• Is Expected Outcome interchangeable with Postcondition depending on your use case structure?

  • Should Expected Outcome and Postcondition be explicitly differentiated from each other?

Say I have a snippet of the use case of withdrawing money from an ATM (agrees to issue receipt):

Description: This use case describes how a Bank Customer uses an ATM to withdraw money from their bank account
Basic Flow:
Customer inserts their bank card into the card reader of the ATM
...
System ejects the Customer's bank card; the Customer takes the bank card from the machine

Should the Expected Outcome be:

Expected Outcome: The ATM dispenses the requested amount of the Customer

or

Expected Outcome: The Customer obtains cash from the machine

with the Postcondition having

Postcondition: The Customer obtains the receipt from the machine; the system records a transaction log entry for the withdrawal

I was thinking that the Expected Outcome should be the latter since it agrees with the Description while the Postcondition enumerates the activities/conditions that the system will perform upon successful execution of the use case. Am I in the right logic here?

  • Does either of your 'Expected Outcome' examples add any 'real' value? For that matter, does either of your 'PostConditions' add any additional meaningful value beyond the description and basic flow? IMO, I'd say no for all. If you don't have a compelling reason for having a section in your template then don't bother including it in your template. It saves a lot of useless work. I'm not claiming there aren't valid reasons for having those fields, but only add them once you discover the 'compelling' reason that your specific project needs those fields. – Dunk Aug 14 at 19:01

For a case like this I would expect a pre-condition like:

  • The customer has a sufficient available funds to cover the withdrawal amount.

This would result in a post-condition like:

  • The transaction is recorded and the customer's balance reduced by the withdrawal amount.

The expected result would be:

  • The cash is dispensed.

The insertion, validation and return of the card and printing of the receipt could be part of a separate use cases.
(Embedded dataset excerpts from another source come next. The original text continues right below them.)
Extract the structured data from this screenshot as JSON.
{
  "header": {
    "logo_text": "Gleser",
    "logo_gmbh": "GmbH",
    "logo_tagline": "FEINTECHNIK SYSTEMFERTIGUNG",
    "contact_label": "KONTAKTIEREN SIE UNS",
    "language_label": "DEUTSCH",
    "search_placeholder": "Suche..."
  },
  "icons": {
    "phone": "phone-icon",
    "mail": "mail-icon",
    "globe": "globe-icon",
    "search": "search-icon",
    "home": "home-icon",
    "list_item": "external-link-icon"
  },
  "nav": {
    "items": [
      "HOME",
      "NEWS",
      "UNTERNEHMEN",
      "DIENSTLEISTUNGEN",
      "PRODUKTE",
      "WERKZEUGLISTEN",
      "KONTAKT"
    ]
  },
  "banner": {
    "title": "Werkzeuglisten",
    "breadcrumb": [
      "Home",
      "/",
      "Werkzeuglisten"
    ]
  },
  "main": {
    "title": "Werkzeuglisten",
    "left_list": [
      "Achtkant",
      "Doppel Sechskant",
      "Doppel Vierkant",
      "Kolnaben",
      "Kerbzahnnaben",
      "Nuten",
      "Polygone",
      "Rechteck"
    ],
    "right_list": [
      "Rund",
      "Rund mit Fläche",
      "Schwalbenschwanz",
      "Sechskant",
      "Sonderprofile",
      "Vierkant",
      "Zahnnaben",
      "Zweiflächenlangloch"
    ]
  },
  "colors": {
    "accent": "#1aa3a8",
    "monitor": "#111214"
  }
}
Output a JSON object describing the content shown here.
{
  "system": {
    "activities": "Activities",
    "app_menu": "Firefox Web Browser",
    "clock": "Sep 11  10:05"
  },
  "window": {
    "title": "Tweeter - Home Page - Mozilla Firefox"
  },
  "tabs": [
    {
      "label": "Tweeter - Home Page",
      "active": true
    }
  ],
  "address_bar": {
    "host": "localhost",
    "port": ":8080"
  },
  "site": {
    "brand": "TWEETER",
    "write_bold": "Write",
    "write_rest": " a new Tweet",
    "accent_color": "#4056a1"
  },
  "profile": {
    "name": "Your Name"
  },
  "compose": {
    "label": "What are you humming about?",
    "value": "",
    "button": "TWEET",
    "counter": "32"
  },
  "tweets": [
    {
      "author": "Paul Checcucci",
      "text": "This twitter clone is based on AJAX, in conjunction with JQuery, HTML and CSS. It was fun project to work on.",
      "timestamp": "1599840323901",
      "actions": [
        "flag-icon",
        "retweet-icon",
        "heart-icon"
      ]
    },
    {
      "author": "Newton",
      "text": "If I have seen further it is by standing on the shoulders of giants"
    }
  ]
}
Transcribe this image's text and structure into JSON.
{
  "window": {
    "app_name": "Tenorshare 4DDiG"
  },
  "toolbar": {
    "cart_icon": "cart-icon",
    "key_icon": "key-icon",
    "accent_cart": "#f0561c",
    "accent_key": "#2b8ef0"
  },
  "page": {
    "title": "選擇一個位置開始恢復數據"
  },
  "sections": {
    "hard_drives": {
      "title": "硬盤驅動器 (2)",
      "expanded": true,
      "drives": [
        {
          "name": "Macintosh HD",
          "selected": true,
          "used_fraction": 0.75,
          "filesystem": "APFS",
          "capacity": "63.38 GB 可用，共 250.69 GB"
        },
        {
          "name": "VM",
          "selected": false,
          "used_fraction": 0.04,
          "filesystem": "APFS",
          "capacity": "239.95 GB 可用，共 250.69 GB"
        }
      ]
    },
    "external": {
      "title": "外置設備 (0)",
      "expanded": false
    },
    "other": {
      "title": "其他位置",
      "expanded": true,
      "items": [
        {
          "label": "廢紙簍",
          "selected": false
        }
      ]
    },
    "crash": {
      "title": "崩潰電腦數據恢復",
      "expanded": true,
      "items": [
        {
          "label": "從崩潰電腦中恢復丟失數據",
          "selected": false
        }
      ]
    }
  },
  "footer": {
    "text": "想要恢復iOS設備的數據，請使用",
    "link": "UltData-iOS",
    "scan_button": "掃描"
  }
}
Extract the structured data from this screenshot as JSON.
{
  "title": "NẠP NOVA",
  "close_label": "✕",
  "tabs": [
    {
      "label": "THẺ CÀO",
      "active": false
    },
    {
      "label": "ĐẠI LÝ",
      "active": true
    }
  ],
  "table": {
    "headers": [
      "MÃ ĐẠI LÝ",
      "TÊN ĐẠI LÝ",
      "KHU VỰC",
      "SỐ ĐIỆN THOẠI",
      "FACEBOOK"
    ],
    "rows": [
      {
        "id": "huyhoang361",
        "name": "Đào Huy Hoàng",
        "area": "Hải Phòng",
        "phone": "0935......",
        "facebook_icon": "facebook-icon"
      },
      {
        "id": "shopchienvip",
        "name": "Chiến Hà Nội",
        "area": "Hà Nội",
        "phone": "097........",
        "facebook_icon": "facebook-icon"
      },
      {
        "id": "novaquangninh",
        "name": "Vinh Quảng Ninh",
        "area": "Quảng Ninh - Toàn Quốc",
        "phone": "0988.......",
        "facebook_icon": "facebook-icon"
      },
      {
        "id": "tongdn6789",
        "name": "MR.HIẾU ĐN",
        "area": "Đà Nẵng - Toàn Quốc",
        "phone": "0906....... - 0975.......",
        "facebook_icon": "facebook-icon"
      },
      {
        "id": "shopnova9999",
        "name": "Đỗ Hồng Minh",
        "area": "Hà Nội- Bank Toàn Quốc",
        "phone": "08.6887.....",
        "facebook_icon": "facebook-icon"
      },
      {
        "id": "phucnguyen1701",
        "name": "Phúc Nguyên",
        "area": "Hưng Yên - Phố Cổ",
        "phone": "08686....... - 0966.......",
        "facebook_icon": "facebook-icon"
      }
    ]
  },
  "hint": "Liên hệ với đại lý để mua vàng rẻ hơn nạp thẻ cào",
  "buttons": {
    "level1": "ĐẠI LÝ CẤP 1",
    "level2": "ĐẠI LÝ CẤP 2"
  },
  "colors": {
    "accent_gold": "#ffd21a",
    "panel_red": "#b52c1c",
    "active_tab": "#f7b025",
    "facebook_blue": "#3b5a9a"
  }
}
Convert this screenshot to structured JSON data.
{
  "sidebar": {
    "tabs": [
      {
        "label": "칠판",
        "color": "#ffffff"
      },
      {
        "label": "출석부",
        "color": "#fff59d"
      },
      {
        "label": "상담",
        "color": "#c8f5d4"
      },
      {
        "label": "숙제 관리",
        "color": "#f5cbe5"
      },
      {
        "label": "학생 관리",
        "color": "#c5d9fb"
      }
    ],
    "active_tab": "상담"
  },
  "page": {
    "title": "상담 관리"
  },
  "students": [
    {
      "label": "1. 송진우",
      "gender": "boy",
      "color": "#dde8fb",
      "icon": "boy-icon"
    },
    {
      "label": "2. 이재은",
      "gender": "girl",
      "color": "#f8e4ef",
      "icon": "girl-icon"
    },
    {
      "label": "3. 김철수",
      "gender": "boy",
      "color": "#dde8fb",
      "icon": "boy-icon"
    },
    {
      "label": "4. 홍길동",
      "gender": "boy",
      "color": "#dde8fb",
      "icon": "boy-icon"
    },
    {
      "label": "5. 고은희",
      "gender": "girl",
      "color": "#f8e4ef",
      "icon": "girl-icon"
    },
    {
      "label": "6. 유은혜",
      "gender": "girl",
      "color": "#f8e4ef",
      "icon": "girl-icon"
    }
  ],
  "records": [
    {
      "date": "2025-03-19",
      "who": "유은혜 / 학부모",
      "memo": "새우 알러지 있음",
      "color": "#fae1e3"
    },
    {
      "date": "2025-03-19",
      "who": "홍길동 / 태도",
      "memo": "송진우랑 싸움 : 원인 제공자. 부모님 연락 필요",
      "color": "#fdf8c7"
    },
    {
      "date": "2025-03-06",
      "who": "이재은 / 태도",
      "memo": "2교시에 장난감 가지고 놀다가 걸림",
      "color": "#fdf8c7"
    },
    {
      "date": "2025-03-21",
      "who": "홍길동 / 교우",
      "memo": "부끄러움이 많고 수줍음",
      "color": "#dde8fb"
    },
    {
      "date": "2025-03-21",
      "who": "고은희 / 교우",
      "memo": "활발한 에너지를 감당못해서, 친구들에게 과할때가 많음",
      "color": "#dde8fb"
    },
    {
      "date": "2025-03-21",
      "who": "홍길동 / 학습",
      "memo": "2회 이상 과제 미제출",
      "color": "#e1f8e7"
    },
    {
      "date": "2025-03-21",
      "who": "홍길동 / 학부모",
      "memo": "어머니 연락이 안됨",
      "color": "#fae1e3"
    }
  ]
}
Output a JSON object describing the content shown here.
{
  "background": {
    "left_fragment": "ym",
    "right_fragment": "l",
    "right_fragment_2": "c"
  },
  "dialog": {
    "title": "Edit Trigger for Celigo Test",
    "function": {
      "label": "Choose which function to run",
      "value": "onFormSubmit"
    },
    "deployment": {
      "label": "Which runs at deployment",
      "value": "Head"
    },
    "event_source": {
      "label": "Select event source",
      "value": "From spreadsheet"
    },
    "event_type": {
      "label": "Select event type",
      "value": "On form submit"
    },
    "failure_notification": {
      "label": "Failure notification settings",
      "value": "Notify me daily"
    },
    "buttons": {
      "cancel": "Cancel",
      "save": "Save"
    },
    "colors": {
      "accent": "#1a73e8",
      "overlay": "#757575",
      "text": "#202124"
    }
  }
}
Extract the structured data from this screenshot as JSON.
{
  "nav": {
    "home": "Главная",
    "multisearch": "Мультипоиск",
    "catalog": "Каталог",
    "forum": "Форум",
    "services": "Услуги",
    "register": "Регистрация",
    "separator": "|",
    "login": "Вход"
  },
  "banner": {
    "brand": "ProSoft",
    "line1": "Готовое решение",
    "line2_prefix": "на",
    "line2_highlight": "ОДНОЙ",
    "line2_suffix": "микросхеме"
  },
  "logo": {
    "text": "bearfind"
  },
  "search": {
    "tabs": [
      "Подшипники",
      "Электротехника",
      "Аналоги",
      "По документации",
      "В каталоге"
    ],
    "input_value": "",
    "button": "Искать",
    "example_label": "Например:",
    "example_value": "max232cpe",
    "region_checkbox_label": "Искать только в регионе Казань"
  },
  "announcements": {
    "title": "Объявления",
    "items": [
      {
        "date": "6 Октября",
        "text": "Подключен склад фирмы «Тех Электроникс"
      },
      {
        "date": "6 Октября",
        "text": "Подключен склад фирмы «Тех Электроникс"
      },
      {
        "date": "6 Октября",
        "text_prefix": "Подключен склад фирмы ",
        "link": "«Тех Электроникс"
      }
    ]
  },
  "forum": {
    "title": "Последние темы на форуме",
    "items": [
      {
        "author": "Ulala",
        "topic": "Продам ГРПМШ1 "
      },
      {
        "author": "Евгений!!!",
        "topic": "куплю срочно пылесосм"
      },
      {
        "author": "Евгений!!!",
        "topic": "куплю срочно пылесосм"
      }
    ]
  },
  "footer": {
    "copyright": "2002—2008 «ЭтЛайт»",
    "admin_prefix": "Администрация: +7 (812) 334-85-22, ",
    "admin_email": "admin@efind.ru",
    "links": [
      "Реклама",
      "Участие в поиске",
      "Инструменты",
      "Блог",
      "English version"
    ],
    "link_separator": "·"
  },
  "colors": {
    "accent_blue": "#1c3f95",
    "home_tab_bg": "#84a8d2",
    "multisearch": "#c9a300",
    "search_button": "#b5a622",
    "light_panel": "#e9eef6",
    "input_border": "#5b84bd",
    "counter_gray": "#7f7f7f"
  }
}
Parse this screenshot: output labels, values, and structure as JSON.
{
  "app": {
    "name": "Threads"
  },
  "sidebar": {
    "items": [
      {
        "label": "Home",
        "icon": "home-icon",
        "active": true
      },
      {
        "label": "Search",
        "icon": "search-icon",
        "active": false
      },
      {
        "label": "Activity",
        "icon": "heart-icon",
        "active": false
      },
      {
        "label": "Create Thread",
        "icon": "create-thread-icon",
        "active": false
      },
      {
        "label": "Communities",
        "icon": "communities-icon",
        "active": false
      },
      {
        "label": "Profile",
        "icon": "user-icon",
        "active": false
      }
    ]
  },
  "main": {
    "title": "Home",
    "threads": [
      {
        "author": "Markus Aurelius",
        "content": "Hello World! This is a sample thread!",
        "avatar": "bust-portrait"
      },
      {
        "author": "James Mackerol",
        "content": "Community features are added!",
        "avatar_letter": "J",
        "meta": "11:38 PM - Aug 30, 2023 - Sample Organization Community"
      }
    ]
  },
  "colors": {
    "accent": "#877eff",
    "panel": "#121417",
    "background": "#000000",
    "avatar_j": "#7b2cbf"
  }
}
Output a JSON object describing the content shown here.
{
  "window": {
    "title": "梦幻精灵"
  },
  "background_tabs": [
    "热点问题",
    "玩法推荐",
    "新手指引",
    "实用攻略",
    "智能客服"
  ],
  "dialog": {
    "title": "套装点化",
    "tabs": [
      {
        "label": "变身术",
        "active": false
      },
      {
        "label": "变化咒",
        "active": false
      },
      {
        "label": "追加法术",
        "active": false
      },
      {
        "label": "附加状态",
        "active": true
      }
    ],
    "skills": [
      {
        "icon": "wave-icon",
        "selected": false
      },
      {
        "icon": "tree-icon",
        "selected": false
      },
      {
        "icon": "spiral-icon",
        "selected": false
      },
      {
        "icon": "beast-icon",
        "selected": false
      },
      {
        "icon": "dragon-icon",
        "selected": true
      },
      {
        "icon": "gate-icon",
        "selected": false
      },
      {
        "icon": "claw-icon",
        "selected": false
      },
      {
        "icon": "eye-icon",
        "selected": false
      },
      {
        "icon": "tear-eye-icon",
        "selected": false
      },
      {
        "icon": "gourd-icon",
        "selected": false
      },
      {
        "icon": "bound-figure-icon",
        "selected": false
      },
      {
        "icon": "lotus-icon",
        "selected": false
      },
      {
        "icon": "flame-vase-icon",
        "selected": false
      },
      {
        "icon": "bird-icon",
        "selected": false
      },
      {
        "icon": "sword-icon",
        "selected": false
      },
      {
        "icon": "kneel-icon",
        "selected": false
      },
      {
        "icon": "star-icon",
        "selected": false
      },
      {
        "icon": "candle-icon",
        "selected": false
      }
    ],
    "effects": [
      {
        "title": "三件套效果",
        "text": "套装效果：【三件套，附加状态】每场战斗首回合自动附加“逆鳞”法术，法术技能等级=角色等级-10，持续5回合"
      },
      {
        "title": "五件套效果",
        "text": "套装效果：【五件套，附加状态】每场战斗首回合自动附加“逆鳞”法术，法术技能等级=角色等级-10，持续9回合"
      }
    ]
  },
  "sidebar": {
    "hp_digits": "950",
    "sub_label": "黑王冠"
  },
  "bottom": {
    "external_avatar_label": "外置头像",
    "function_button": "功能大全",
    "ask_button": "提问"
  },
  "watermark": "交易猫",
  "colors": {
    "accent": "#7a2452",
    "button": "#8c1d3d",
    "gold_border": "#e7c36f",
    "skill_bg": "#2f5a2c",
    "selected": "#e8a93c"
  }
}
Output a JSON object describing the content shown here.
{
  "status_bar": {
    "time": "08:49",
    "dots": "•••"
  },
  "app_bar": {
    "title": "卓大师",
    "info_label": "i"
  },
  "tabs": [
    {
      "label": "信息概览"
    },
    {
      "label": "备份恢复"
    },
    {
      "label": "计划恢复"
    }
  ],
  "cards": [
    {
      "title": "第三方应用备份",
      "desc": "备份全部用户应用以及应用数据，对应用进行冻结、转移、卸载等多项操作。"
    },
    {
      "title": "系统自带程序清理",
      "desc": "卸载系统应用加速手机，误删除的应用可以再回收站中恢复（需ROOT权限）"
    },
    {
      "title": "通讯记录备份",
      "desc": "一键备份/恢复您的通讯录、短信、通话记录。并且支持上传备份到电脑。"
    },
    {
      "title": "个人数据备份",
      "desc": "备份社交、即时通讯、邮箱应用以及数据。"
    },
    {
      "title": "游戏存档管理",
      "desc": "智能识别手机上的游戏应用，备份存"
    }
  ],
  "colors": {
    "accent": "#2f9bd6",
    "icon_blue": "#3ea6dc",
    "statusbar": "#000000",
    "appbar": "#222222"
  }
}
These are generally reusable actions.

  • it's more like "what the system could do", since the Customer would be withdrawing money; the system shall dispense cash provided your given pre-condition has been met. – Dee Aug 7 at 0:41

I guess you are looking for a difference between Minimal Guarantee and Success Guarantee as defined by Cockburn.


the system records a transaction log entry for the withdrawal

Is a requirement from some stakeholder to this use case. Regardless of how withdrawal went our security chief requires detailed logs of the operation. It's a Minimal Guarantee: must be fulfilled as long as use case execution started and regardless of which alternate and especially exceptional flow it went.

The ATM dispenses the requested amount of the Customer

System ejects the Customer's bank card

These are again requirements from some stakeholder to this use case. If not met then something went wrong and user goal is not achieved. It's a Success Guarantee: must be fulfilled when the use case completes successfully regardless if it went through its main success scenario or any alternative path(s). Typically not fulfilled if an exceptional flow is reached (ATM has no cash for example).

The Customer obtains the receipt from the machine

This could be a Success Guarantee of the same use case only if there is a requirement that user must always receive a receipt.

The Customer obtains cash from the machine

the Customer takes the bank card from the machine

Are neither, you don't have any control over user.